Dietary Intervention in Food Allergy: Microbiome, Epigenetic and Metabolomic interactions
Cumulative evidence suggests that food allergy (FA) is associated with a multitude of environmental factors including hygiene habits, antibiotic use, lifestyle changes and, in particular, diet. Changes in nutrition can result in dysbiosis of the skin, gut, and lung microbiota and generate changes in microbial the metabolites produced, which may in turn produce epigenetic modifications. Current evidence supports the view that epigenetic mechanisms are involved in immune regulation and may represent a key-missing piece of the etiological puzzle for FA, at the interface between the environment and the genome. Dietary fibre can change the gut microbiota composition and therefore cause epigenome changes promoting health. Pectin is one type of dietary fibre that can exert immune regulation and mouse studies have shown its capability to prevent and even cure respiratory allergies.
DIFAMEM aims to investigate the effects of FA treatment through intervention with a prebiotic dietary component, pectin, and using peach allergy as a model.
This project will advance our understanding on how the interaction between dietary components and gut microbiota composition leads to epigenetic changes that provoke the immune modulation, and establish new strategies for dietary intervention in FA, with potential applications for other immune-related diseases.
|Universidad San Pablo CEU
|University Regional Hospital Center of Nancy
- The preparation of peach allergen extracts is optimised and the experimental mouse allergy model reflecting allergic sensitisation is almost established. Data showed intraperitoneal sensitisation with peach extract rather than using the purified peach allergen and subsequent challenge with peach extract is likely to induce IgE response and allergic symptoms.

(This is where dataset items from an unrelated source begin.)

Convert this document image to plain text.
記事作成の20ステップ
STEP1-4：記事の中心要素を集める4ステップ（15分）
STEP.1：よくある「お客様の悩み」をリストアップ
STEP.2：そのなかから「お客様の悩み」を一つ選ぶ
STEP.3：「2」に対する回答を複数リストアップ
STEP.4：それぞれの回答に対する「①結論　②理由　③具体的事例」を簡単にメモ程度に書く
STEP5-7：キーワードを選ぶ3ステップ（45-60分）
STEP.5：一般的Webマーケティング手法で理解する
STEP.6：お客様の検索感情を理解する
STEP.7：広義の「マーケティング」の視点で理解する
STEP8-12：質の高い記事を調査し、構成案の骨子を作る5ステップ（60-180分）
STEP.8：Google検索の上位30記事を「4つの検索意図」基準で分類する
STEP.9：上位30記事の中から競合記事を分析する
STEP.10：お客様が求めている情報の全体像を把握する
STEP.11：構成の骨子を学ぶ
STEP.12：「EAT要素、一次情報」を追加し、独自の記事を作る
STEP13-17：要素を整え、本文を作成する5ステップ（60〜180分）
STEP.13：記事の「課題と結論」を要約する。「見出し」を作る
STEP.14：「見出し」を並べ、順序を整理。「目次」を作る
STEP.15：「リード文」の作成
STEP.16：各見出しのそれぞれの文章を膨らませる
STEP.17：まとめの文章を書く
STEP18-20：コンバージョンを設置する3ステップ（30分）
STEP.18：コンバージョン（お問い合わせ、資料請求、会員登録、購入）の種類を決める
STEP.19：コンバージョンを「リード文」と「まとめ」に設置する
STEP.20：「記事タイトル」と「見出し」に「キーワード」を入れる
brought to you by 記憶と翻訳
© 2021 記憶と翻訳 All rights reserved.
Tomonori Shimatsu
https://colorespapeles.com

- We have developed and optimised the analytical methodologies for faeces and serum samples. In faeces, a methodology adapted from Zhao L, et al. 2017 encompassing compounds from the gut microbiota - host co-metabolism, such as fatty acids, amino acids, phenols and indoles, and short chain fatty acids, has been established. Also in faeces, a methodology to obtain the profile of bile acids (primary, secondary, and conjugates) and vitamin D metabolites has been developed. In serum a targeted methodology to quantify metabolites related to energy metabolism, lysophospolipid, and sphingolipid metabolisms has been optimised.
- Due to solubility characteristics two pectin varieties that are not used for gel formation were identified to be analysed for application in vivo: Pectin with low molecular weight as Herbapekt SF 50-LV (apples, 57% esterification) and Pectin Classic CU 901 (citrus, 7.3 % esterification).